In fact, the rendering of sati as mindfulness is actually quite clever:
“When, in the nineteenth century, T. W. Rhys Davids encountered the word sati while translating DN 22 into English, he tried to find an English term that would convey this meaning of memory applied to purposeful activity in the present. Concluding that English didn’t have an adequate equivalent, he made up his own: mindfulness. This, of course, wasn’t a total invention. In fact, Rhys Davids’ choice was apparently inspired by the phrasing of the Anglican prayer to be ever mindful of the needs of others—i.e., to always keep their needs in mind. Rhys Davids simply turned the adjective into a noun. Although the term mindfulness has its origins in a Christian context, and although its meaning has ironically become so distorted over the past century, its original meaning serves so well in conveying the Buddhist sense of memory applied to the present that I will continue to use it to render sati for the remainder of this book. “ [Right Mindfulness – Thanissaro Bhikkhi]

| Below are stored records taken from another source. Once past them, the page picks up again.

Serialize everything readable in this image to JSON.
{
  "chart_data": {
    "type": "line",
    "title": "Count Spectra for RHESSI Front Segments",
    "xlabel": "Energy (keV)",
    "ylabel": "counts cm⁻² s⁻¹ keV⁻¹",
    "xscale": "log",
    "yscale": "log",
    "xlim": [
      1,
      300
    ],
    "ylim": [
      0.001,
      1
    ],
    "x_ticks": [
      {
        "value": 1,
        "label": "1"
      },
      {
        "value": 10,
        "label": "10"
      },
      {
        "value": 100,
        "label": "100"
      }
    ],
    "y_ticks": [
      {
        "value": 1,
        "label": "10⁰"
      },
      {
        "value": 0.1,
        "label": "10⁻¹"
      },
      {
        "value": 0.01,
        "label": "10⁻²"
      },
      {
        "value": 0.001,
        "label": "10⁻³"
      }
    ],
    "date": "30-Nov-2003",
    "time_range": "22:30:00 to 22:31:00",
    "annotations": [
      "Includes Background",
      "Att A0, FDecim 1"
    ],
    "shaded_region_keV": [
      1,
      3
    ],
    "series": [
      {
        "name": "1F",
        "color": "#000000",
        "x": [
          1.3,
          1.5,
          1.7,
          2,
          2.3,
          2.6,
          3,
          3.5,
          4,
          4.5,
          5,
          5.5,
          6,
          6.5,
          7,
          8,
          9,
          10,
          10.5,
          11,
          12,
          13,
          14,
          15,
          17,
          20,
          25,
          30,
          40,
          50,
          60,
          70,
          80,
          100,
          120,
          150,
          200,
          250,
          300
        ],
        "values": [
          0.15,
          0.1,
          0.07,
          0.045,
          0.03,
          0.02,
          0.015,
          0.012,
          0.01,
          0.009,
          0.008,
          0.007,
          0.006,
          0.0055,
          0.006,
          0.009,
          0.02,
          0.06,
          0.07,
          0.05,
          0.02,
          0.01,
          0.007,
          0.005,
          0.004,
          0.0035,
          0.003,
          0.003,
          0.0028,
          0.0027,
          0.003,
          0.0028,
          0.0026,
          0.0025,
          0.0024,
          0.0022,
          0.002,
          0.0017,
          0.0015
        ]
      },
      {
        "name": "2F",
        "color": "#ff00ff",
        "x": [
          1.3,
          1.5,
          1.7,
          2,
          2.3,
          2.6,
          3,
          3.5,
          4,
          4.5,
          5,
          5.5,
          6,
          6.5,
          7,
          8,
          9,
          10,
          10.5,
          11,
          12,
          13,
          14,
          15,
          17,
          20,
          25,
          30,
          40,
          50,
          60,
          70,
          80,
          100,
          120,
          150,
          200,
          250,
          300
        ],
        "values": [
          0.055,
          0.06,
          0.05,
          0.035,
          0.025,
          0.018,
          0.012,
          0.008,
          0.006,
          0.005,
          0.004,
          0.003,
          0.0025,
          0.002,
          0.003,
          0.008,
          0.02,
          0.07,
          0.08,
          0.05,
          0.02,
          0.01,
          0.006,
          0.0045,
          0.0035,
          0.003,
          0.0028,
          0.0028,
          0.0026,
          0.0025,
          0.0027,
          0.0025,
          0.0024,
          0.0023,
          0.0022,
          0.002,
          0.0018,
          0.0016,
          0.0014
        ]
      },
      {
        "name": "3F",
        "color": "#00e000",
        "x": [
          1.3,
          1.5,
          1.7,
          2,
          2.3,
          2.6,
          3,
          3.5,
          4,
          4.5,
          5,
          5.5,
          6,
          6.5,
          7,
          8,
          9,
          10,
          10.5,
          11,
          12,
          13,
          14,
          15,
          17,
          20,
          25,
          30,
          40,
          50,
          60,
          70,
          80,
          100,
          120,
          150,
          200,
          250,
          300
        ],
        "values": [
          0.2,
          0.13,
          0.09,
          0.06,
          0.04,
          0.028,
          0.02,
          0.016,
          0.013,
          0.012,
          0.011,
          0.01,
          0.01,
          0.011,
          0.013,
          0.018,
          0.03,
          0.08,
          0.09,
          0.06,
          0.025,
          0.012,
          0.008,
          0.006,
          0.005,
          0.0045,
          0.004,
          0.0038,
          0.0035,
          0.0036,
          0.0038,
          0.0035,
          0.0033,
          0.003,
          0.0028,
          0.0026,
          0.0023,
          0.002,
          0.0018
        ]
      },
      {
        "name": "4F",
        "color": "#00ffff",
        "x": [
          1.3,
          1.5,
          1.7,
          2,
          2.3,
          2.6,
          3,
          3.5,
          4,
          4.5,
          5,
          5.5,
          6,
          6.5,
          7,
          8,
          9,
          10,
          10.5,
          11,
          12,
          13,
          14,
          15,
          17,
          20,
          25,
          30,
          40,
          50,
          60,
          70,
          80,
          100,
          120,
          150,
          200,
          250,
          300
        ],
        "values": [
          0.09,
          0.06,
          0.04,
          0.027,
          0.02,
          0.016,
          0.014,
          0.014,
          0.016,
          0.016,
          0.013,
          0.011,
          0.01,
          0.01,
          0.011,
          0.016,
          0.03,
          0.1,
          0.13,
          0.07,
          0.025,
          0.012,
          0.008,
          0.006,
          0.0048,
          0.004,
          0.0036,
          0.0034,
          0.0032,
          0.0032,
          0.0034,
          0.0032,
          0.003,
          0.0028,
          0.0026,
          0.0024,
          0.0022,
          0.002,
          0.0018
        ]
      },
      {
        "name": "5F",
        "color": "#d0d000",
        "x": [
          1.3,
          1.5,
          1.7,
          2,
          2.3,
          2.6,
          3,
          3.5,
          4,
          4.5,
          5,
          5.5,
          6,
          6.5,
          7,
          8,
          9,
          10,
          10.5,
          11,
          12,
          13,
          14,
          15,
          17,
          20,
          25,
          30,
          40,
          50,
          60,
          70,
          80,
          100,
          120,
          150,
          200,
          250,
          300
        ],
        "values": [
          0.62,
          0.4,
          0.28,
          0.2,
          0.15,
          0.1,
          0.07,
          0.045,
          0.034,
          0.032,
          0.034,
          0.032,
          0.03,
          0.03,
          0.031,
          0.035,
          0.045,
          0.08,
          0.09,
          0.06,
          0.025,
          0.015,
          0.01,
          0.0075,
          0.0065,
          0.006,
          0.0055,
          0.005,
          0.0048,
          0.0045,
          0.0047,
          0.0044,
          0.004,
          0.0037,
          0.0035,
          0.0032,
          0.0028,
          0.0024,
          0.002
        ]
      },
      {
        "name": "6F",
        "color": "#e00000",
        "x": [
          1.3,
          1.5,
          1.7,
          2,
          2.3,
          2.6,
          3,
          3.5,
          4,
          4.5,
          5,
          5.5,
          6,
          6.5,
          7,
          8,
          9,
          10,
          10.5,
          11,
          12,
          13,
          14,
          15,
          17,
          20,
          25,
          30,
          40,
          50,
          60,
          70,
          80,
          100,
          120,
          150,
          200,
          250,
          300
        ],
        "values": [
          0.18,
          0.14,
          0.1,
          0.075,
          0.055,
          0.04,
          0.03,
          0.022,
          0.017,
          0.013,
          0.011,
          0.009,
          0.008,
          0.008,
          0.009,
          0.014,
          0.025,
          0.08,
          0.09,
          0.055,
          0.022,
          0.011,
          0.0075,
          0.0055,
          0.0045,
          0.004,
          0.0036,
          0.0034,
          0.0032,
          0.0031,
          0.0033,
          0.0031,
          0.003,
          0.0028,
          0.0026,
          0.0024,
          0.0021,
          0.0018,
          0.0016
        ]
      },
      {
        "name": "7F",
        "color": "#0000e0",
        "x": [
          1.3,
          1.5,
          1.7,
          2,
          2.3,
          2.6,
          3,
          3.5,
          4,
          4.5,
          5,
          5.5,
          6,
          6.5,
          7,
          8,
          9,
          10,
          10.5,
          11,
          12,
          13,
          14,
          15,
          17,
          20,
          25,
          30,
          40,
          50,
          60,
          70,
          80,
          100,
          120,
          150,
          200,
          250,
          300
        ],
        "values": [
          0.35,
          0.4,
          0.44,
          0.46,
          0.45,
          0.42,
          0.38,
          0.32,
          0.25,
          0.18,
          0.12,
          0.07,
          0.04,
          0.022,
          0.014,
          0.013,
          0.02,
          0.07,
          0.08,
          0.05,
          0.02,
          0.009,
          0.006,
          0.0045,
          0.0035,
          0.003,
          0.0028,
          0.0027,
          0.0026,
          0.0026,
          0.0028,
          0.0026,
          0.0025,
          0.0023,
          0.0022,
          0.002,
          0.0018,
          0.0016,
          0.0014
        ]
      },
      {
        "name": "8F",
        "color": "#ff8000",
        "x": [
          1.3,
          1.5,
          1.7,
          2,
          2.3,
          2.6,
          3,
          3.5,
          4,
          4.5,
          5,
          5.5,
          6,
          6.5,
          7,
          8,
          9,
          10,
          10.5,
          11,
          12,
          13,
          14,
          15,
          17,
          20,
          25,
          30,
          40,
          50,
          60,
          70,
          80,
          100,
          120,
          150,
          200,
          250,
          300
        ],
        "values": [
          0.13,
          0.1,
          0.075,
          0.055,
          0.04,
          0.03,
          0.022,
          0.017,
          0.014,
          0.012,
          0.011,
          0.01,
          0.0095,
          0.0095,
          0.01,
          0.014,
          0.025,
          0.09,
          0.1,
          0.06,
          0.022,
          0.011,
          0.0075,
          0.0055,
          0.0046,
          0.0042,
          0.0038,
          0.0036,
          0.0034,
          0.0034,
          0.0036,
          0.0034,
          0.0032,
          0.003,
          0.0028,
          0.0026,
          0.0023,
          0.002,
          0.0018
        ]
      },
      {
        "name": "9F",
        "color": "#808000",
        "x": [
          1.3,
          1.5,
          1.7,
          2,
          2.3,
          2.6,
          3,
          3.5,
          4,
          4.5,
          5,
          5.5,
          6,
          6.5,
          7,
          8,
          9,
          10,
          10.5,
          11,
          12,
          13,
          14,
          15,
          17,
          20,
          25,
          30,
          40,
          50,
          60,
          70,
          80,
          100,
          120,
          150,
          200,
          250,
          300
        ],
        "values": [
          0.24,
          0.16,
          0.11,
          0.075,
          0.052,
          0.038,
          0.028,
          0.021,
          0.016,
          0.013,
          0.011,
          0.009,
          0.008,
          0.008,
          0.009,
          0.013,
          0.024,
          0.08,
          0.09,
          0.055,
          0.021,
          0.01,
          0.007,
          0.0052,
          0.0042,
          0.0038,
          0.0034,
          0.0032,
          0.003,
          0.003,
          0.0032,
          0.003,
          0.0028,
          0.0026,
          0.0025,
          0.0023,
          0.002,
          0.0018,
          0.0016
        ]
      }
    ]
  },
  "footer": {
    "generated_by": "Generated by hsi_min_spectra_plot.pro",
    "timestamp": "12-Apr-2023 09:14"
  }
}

Sadly, now it has become popular convention to dump all over poor T.W. Rhys-Davids for his quite creative and thoughtful translation.
(For those of you who have never heard of T.W. Rhys-Davids, he is a person of incalculable importance in Western Buddhist history. Among his many accomplishments are the founding of the Pali Text Society – PTS – in 1881 and the first Pali-English dictionary and the first English language versions of the Pali canon. His wife took over the PTS when he died in 1922.)
Thus as I think you can see, a partially understood “fact” is used as proof of “scholarship” and thus validates the teacher.
Over the years I have heard a lot of teachers say things that I did not think made any sense. (This happens in spades in Zen, where they like to not understand things and then use that as proof that they know something you don’t. If you can’t understand something it is simply proof that you are hung up on conceptual thinking.) We are often afraid to question deeply because this makes us look stupid. I used to work with an engineer who was not afraid to say he did not know something, and in fact he used the simplicity of his questions to show that people often did not know what they were talking about. “The quickest way to bring a meeting to a halt,” he would say, “Is to say you don’t understand something.”
The Dharma requires deep understanding, and that requires deep questioning, a deep sense of inquiry, and a deep devotion to discovering the truth about how things are.